# taz.de -- Geschichten aus dem Plänterwald: Hinein ins Vergnügen!+
       
       > Der Kulturpark im Plänterwald war zu DDR-Zeiten ein Publikumsmagnet.
       > Unsere Autorin erinnert sich gern an Zuckerwatte und Riesenrad. Und an
       > ein Konzert mit der Gruppe Pankow.
       
 (IMG) Bild: Ist noch zu gebrauchen und soll sich wieder drehen: Riesenrad im Spreepark
       
       Es gibt zwei Geschichten aus dem Plänterwald. Die des Kindes, das an einem
       heißen Sommertag Anfang der 1970er Jahre dort Riesenrad fährt. Und die der
       Jugendlichen, die zehn Jahre später, am letzten Sommerferientag, zum Kulti
       streunt, um eine Band zu hören.
       
       Das Kind ist ein bisschen mollig und trägt ein ärmelloses gepunktetes
       Kleid. Es hat blonde Zöpfe, gehalten von Gummis mit blauen Kugeln. Jemand
       (Wer? Eine Frau) hat es eingeladen in den Vergnügungspark. Es wird also mit
       der S-Bahn bis zum Treptower Park gebracht und dort an der Hand über
       verschlungene Wege zum Rummel geführt. Vorbei an den Schiffen der Weißen
       Flotte (was für ein wunderbarer Name!) und an Familien, die schön
       herausgeputzt auf den Bänken und den Steinplatten am Spreeufer sitzen. Im
       Gasthaus Zenner (gibt es heute noch – Anm. d. Red.) kriegt das Kind wegen
       der Affenhitze eine Brause. Es wird dann weitergeführt, vorbei an der
       Gaststätte Plänterwald, wo wilde Männer im Unterhemd Bier und Korn trinken.
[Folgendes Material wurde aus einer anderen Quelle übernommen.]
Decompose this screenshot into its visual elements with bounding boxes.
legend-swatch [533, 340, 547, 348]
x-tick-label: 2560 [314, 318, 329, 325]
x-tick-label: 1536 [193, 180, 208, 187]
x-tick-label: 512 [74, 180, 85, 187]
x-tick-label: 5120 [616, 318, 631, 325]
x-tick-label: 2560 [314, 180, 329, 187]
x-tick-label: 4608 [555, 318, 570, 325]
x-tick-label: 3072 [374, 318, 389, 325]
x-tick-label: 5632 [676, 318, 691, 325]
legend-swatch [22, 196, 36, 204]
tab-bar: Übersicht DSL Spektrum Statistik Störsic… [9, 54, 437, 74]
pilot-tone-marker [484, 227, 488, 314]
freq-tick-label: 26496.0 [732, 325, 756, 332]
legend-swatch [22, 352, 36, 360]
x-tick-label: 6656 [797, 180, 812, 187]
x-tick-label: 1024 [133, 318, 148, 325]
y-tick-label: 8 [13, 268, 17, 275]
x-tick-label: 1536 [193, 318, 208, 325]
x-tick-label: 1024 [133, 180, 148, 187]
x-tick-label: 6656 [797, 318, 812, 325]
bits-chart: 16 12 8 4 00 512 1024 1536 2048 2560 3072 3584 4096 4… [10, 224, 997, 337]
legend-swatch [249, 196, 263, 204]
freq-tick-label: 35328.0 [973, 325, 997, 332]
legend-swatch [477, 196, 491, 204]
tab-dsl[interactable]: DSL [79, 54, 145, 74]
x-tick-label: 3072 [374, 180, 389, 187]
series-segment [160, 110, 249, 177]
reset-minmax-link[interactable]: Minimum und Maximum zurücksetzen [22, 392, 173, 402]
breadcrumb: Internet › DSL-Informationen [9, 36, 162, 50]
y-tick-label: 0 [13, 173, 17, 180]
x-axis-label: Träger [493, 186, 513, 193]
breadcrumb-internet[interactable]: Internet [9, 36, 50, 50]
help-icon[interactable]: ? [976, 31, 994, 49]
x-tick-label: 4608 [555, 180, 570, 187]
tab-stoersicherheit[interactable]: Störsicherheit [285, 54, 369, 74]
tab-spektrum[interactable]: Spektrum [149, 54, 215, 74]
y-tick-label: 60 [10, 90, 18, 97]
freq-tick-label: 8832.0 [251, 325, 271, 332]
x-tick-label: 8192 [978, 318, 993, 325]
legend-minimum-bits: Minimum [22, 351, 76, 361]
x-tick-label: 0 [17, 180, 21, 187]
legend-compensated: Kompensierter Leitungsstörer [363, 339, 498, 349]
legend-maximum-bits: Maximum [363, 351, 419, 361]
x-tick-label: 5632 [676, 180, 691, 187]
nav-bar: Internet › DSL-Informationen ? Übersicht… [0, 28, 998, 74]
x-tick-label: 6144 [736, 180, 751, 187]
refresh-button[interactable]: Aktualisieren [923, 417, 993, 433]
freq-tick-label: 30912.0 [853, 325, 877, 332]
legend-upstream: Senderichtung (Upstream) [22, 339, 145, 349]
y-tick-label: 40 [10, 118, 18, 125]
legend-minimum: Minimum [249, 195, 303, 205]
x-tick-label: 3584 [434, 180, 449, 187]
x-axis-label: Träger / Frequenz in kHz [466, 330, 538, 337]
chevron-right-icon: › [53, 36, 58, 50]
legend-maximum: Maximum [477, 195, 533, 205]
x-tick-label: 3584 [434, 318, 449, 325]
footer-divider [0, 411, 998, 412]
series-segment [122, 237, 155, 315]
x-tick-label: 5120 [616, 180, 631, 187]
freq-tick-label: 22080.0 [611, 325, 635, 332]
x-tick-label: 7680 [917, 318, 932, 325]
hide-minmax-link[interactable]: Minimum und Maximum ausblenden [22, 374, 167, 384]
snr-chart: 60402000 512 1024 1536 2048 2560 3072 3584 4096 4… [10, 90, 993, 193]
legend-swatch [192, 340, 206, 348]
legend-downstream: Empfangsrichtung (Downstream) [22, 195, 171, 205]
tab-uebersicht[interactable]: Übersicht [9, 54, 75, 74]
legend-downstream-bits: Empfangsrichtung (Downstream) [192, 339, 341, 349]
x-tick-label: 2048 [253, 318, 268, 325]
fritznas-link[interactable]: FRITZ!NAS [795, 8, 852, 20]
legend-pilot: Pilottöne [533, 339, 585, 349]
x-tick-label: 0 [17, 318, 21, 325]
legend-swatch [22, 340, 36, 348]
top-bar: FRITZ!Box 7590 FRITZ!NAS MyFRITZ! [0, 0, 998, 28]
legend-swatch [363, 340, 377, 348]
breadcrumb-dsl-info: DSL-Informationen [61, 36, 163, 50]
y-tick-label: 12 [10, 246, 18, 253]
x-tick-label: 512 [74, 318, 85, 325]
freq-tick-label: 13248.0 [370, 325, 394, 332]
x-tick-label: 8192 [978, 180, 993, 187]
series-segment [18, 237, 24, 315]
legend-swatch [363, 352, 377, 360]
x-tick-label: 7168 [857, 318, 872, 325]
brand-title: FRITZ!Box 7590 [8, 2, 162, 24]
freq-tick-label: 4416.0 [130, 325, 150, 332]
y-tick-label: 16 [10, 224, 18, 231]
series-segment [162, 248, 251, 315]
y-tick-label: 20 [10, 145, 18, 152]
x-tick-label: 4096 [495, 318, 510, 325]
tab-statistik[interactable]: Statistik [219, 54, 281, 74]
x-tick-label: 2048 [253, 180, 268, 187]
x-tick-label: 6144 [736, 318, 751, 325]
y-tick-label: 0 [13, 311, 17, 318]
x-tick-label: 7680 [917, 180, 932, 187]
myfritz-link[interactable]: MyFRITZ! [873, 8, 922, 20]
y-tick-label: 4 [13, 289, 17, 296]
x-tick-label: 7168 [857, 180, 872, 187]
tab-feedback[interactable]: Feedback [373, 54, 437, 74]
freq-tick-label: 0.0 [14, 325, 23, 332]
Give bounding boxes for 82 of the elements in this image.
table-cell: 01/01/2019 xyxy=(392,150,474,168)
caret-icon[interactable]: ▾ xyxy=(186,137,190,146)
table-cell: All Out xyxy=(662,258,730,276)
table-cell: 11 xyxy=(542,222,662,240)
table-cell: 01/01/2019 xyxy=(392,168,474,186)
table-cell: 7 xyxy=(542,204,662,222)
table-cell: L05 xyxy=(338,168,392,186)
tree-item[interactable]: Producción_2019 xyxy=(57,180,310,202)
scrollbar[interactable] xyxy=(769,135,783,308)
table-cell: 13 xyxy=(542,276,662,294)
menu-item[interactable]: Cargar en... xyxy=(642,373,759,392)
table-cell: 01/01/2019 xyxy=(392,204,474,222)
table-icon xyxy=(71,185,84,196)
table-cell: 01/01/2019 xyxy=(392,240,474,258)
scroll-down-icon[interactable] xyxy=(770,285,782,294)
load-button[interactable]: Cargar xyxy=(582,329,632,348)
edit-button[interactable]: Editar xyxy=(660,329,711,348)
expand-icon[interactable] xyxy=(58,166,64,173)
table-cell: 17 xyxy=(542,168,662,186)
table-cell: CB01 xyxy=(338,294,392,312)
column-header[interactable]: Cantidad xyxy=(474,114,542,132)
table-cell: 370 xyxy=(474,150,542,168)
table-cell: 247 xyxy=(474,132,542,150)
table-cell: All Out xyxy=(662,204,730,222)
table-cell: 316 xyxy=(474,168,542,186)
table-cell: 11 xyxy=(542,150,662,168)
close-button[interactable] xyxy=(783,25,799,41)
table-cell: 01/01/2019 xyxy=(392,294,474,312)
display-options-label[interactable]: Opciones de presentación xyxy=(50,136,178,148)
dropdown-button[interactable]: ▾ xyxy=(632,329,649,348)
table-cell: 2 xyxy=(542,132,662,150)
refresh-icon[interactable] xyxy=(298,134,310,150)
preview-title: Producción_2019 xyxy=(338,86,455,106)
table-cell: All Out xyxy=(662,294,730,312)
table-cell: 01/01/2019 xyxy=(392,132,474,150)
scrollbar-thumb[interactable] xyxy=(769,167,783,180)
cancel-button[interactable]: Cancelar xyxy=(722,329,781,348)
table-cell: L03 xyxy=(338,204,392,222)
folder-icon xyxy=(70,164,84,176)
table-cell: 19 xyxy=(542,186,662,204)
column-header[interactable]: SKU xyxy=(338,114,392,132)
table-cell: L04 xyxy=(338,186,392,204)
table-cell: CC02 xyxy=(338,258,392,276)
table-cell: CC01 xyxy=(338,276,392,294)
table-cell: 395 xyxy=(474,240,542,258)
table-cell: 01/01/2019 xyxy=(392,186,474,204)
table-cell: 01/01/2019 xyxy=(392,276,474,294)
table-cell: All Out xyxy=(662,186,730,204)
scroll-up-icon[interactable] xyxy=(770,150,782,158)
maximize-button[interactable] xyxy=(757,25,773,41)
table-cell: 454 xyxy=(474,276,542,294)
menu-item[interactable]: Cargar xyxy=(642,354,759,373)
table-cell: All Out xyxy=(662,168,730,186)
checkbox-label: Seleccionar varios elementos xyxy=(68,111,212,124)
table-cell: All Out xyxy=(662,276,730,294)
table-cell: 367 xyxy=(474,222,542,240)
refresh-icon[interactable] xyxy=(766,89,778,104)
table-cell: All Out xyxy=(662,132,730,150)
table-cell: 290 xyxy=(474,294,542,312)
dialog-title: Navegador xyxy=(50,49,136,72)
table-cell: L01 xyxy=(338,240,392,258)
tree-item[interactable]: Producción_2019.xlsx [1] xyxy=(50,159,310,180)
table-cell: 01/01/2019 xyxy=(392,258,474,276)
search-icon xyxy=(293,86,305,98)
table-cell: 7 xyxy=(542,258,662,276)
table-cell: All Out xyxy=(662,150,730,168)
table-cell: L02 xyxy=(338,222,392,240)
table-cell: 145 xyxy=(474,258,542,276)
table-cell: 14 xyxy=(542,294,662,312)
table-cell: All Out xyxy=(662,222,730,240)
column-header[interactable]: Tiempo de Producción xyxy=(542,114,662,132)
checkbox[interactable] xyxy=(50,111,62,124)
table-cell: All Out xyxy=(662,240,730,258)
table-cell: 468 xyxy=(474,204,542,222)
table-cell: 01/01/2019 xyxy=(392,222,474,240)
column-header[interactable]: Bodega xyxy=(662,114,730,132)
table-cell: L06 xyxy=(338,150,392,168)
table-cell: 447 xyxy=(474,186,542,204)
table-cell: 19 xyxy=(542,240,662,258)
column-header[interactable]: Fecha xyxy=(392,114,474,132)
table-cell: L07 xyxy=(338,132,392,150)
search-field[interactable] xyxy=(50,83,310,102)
       Frauen mit Bauschfrisuren und blauem Lidschatten rauchen im Schatten der
       Bäume.
       
       Und dann, endlich, geht es hinein ins Vergnügen: in den Kulturpark (kurz
       Kulti genannt – Anm. d. Red.). Das Kind bekommt alles, was ihm zuvor
       versprochen worden ist. Zuckerwatte, Spiegelkabinett, Geisterbahn,
       Karussell. Und endlich: die Riesenrad-Fahrt. Ganz oben schaukelt es über
       Berlin, da hinten glitzert der Fernsehturm in der Hitze. Bevor es wieder
       nach Hause geht, kriegt das Kind noch ein Moskauer Eis. Die von der Sahne
       schlappgesuppte Waffel schmeckt am allerbesten.
       
       Das war der schönste Tag des Lebens, seufzt das Kind, als es sich abends
       frisch gebadet zum Schlafen legt. Das Bett dreht sich noch eine kleine
       Weile.
       
       ## Cola-Wodka am Alex
       
       Zehn Jahre später ist aus dem Kind ein junges Mädchen geworden. In der
       Schule nennen sie sie Jugendfreundin (Jargon der DDR-Organisation Freie
       Deutsche Jugend – Anm. d. Red.). Sie ist dünn und zu groß, schwarz
       angezogen und hat sich die blonden Haare an einer Seite abrasiert. Am
       letzten Nachmittag des August zahlt sie im Posthorn am Alex ihre
       Cola-Wodka, dann steigt sie mit Ursel und Ines in die S-Bahn Richtung
       Ostkreuz, dann bis Plänterwald, das ist kürzer (siehe Grafik). Wer braucht
       schon Uferspaziergänge?
       
       Als sie aussteigen, sind da schon die anderen, die mit ihnen Richtung Kulti
       latschen. Kunden, Punks, Blueser. Im Kulti is ’n Konzert. Mit wem? Keine
       Ahnung.
       
       Im Grunde kennt das Mädchen hier jeden mindestens vom Sehen. Ihr Berlin ist
       klein, das Personal übersichtlich, die Orte die immer gleichen. Und heute
       ist letzter Ferientag, da sind alle wieder zurück in der Stadt. Das Mädchen
       raucht im Laufen eine geschnorrte Zigarette der Marke Juwel. Vor dem PW,
       der Gaststätte Plänterwald, trinken Kunden Bier. Alles an ihnen hängt: die
       langen Haare, Bärte und die Shellparkas, die selbstgenähten Beuteltaschen
       aus Gobelinstoff. Vor zehn Jahren hatte sie hier die Arbeiter aus dem
       Kabelwerk Oberspree gesehen.
       
       Das Mädchen drängt sich mit den vielen anderen an der Kasse, irgendwann ist
       sie drin. Wo sind Ursel und Ines? Da. Gut. Es ist immer noch hell, als die
       Band zu spielen beginnt. Sie heißen Pankow, und sie sind unfassbar gut. Es
       scheppert durch den Kulturpark, der schöne Sänger springt wie ein Derwisch
       über die Bühne, seine schwarzen Locken hängen ihm in die Augen. Vorn wird
       gepogt. Es ist schrill, alles fühlt sich verboten an. Aber niemand greift
       ein.
       
       Es ist immer noch ein bisschen hell, als das Mädchen nach Hause streunt. Es
       hat sich was verändert, sie weiß nicht genau, was. Am Ostkreuz trennen sie
       sich. Ursel muss zum Leninplatz, Ines zur Keibelstraße, sie nach Biesdorf.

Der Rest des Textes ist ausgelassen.